Durante a operação da Interpol, foram detidos 3744 suspeitos e mobilizados mais de 14 mil agentes policiais, tendo sido realizadas vigilâncias, rusgas direcionadas e reforços nos controlos fronteiriços, o que originou mais de 720 novas investigações, muitas ainda em curso.
Em Portugal, a ação foi conduzida pela Polícia Judiciária, através da Unidade Nacional Contraterrorismo, no âmbito de inquéritos relacionados com o crime de auxílio à imigração ilegal.
No total, a PJ fiscalizou cerca de 50 moradas e identificou 120 pessoas, destacando-se a intervenção realizada em Sobral de Monte Agraço.
Novas rotas
O secretário-geral da Interpol, Valdecy Urquiza, afirmou que "o nível de ação policial demonstra uma forte cooperação internacional", alertando que as redes criminosas "continuam a evoluir, explorando novas rotas, plataformas digitais e populações vulneráveis". Segundo o responsável, a identificação destes padrões permite "antecipar ameaças, desmantelar redes e proteger melhor as vítimas".

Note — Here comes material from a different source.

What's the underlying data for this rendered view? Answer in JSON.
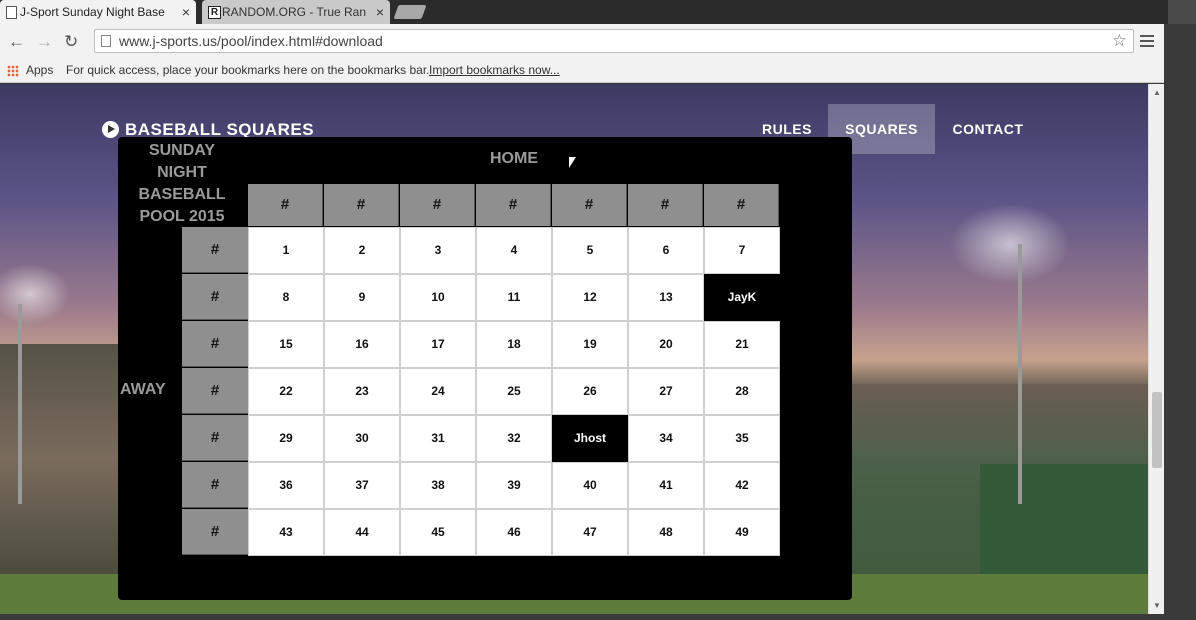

A Interpol destaca que os esquemas de fraude associados ao tráfico de seres humanos "continuam a ser um grave problema" em várias regiões da Ásia e de África, embora os avanços na deteção tenham conduzido a mais detenções. A organização alerta ainda para o aumento da exploração laboral forçada e de crimes como a remoção de órgãos, bem como para a persistência de pressões nas rotas marítimas do Atlântico e do Mediterrâneo.
As autoridades recorrem cada vez mais ao "monitoramento online" para rastrear redes criminosas, que permanecem ligadas a crimes como fraude documental, branqueamento de capitais e tráfico de droga.